Plusieurs sociétés à caractère initiatique animaient la vie sociale ancienne de ces villages en perpétuel déplacement. Les grandes fêtes de la circoncision accompagnées des rites de passage de la puberté permettaient aux « nganga » d'étaler leur habileté, leur savoir et leur sens de la danse.
Actuellement la plupart de ces danses à caractère sacré ou social sont devenues des danses de divertissement, masquées ou non.

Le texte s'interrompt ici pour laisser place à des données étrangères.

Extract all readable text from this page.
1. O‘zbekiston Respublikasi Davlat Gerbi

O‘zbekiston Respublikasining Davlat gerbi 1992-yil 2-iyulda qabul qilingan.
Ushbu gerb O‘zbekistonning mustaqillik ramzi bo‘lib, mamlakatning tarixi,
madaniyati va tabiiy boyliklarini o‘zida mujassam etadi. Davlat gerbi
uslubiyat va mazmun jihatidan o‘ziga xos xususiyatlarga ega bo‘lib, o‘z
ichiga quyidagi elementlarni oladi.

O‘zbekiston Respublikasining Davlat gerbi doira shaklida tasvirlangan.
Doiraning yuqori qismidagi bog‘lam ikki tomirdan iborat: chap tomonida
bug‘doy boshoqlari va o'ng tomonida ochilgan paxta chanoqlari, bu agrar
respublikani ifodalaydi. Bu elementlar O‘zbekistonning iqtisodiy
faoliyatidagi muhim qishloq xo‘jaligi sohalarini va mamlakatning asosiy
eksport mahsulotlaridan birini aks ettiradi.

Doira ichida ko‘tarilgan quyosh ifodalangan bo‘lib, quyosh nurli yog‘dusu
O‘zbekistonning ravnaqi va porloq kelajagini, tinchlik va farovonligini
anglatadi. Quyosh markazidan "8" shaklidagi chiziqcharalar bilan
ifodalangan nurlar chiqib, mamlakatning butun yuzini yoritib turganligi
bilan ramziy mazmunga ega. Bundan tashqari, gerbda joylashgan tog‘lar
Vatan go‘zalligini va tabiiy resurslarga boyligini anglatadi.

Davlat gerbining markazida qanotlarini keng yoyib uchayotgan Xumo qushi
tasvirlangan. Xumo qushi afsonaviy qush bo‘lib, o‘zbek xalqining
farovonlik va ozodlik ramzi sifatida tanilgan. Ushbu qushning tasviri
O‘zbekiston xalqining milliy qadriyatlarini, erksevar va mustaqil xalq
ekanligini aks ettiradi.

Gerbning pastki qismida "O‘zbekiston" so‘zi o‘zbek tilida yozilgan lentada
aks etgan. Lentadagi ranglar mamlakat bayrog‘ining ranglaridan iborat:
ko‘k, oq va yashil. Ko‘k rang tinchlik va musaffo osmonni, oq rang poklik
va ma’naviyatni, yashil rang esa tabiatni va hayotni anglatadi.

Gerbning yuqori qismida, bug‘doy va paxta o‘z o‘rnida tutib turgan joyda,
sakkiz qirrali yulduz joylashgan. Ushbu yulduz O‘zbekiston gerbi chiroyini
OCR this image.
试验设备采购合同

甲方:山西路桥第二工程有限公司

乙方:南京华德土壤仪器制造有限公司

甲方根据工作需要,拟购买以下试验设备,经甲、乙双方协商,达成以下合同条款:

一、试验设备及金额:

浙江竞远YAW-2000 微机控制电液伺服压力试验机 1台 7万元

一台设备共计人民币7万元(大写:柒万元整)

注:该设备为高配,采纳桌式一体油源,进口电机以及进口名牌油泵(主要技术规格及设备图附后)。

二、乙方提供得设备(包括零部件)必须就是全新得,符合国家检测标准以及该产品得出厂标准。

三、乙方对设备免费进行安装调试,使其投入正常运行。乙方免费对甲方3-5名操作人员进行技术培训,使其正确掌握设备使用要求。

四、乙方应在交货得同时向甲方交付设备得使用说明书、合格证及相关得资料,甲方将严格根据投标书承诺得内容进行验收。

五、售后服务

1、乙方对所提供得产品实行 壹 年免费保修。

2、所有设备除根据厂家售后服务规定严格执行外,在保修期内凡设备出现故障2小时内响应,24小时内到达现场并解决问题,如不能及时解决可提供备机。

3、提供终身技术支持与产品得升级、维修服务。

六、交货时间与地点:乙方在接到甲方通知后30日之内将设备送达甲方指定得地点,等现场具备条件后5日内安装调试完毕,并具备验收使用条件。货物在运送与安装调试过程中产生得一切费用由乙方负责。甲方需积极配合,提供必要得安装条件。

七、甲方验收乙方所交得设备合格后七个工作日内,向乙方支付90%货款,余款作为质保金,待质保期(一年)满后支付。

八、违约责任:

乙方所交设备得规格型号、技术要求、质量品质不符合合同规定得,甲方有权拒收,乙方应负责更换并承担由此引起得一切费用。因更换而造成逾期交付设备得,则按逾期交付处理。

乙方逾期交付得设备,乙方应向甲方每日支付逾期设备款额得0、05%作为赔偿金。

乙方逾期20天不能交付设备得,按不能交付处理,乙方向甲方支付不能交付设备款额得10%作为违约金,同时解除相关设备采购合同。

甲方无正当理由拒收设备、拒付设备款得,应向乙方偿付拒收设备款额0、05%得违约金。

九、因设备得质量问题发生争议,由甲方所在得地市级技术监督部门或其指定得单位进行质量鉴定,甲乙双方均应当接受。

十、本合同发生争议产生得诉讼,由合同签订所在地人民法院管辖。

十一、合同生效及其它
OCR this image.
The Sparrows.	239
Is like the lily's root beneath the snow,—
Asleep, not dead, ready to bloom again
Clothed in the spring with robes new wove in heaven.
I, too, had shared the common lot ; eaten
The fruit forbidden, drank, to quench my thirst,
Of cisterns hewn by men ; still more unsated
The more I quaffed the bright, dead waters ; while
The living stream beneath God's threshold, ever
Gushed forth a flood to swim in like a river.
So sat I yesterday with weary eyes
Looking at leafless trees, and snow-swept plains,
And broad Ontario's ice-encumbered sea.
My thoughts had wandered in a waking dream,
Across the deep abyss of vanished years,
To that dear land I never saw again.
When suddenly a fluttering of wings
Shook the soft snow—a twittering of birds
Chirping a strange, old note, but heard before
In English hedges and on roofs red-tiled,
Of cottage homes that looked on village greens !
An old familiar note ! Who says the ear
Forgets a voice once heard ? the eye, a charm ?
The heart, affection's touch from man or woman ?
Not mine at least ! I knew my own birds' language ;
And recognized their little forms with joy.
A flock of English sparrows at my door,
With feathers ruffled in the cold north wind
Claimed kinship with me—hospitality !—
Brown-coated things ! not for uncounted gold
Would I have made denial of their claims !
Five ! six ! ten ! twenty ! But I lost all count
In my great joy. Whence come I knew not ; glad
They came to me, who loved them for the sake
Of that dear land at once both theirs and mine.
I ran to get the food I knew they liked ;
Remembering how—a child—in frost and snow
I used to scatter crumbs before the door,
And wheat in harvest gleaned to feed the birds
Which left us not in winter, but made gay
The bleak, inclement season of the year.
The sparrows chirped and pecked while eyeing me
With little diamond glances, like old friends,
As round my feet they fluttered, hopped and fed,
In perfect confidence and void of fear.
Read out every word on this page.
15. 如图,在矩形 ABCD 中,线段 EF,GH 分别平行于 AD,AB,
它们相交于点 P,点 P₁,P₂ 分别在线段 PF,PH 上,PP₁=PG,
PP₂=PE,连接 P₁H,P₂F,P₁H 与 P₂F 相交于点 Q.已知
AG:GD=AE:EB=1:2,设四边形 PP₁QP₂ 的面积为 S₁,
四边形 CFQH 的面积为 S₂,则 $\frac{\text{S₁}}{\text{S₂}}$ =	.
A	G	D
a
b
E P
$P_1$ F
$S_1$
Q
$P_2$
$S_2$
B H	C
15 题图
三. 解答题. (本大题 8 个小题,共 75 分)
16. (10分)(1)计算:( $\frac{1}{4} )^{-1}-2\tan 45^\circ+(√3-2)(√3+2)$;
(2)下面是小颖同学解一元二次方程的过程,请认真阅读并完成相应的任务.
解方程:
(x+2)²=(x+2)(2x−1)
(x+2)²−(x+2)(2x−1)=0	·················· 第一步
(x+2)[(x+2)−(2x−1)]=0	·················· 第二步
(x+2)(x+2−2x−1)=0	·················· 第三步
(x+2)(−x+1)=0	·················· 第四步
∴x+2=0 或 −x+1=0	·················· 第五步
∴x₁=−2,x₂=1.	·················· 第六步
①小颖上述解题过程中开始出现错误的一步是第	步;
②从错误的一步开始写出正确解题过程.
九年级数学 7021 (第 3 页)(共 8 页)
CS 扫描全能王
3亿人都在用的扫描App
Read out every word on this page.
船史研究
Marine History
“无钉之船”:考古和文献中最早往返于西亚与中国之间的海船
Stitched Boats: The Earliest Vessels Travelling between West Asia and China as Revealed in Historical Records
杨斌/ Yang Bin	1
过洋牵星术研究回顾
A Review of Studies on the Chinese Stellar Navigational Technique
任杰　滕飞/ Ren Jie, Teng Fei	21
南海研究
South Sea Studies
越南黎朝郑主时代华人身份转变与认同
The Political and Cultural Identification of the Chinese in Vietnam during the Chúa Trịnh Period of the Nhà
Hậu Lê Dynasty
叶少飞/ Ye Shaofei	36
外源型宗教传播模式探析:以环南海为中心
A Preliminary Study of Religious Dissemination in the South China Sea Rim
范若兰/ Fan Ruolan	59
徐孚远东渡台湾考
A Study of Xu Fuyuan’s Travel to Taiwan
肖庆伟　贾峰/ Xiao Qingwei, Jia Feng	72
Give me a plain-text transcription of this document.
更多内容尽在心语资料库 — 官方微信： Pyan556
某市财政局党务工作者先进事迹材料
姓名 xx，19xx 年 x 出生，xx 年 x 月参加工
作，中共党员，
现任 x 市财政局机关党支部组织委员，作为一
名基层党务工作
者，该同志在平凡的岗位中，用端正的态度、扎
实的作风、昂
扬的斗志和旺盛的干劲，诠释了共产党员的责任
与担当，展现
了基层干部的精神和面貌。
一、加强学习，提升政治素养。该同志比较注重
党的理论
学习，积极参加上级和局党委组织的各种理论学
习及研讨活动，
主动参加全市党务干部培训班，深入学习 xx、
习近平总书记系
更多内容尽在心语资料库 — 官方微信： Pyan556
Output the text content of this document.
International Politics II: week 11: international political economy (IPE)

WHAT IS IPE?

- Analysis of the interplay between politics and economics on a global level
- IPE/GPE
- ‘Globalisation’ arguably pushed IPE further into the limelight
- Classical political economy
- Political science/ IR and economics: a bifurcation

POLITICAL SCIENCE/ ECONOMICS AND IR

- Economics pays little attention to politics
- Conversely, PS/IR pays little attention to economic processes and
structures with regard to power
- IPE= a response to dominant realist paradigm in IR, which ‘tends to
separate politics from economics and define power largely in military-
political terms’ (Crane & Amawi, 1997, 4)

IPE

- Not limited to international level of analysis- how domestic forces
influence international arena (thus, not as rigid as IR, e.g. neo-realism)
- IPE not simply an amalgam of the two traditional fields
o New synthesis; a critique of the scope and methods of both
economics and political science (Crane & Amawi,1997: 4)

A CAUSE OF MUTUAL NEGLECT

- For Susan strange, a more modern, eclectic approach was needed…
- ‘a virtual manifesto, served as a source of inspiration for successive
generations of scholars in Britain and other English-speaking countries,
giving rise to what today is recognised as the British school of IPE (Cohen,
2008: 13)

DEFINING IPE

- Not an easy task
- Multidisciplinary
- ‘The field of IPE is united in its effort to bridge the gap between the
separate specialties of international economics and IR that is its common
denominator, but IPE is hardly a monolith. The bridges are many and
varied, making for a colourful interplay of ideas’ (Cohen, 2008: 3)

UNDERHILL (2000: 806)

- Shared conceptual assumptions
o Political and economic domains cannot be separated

Les Bandzabi, établis plus à l'ouest, présentent à peu de choses près les mêmes caractéristiques culturelles : culte des ancêtres, sociétés initiatiques, croyance à l'esprit du « Mungala » (grand masque figurant un monstre aquatique), « anarchie » structurelle des villages où chaque aîné de lignage était un chef, agriculture de subsistance, pêche et chasse à la sagaie, au harpon et au filet (comme les Pygmées qui furent leurs initiateurs en matière de chasse et de cueillette).
Répartition des ethnies du Haut-Ogooué
Les peuples du Haut-Ogooué,
d'après le docteur Miletto
Les Batéké des plateaux, isolés dans les vastes vallonnements rases et sablonneux des confins de la Léconi vers I'Alima, vivaient en gros villages dont l'activité principale a toujours été le commerce. De longues caravanes se rendaient en pays balali à l'ouest vers le Niari, d'autres vers I'Alima à l'est. Les Batéké cultivaient autrefois le mil puis le manioc qui suscita un volume d'échange considérable avec leurs voisins. Ils fabriquaient en outre des pagnes de raphia et travaillaient le fer.
Les chefs teké avaient pour emblème une peau de panthère, une cloche double, une queue de buffle et une canne ornée de cuivre.
Dans toute la région, depuis des siècles, les migrations des différentes tribus, de chaque clan et même village provoquèrent des affrontements continuels. La guerre était une des principales activités des hommes.
Les rituels propitiatoires à caractère initiatique avaient surtout pour but de protéger les initiés des dangers de la vie de brousse (famine, guerre, chasse, etc ... ) Les masques servaient en général à inspirer une crainte respectueuse aux femmes, enfants et non initiés; c'était un élément de régulation sociale.
Aujourd'hui, il ne reste de ces coutumes que des bribes, certaines habitudes sociales et familiales (relations d'autorité, circuits matrimoniaux), techniques (agriculture, artisanat du fer et du raphia) et artistiques (musique, chants et danses).
Comme partout au Gabon, c'est la musique, la danse et la littérature orale, très riches dans toutes les ethnies du Haut-Ogooué, qui subsistent malgré le modernisme de la vie quotidienne contemporaine des altogovéens.

LE HAUT – OGOOUE AUJOURD’HUI                                                            Haut

Région au développement fulgurant depuis la mise en exploitation des gisements de manganèse et d'uranium, le Haut-0gooué a subi ces dernières années une transformation sociale notable : des villes industrielles sont nées (Moanda, Mounana). Franceville est devenue une capitale régionale animée ; la population s'est regroupée et a augmenté très sensiblement; les courants d'échanges se sont multipliés grâce aux voies de communication améliorées et praticables d'une manière permanente. On assiste à un brassage continu des ethnies, non seulement du Haut-Ogooué, mais de tout le Gabon.
Les coutumes ancestrales s'estompent au profit d'un mode de vie de type semi-urbain qui, moins attrayant sur le plan culturel et folklorique, est évidemment plus conforme aux exigences actuelles du développement national.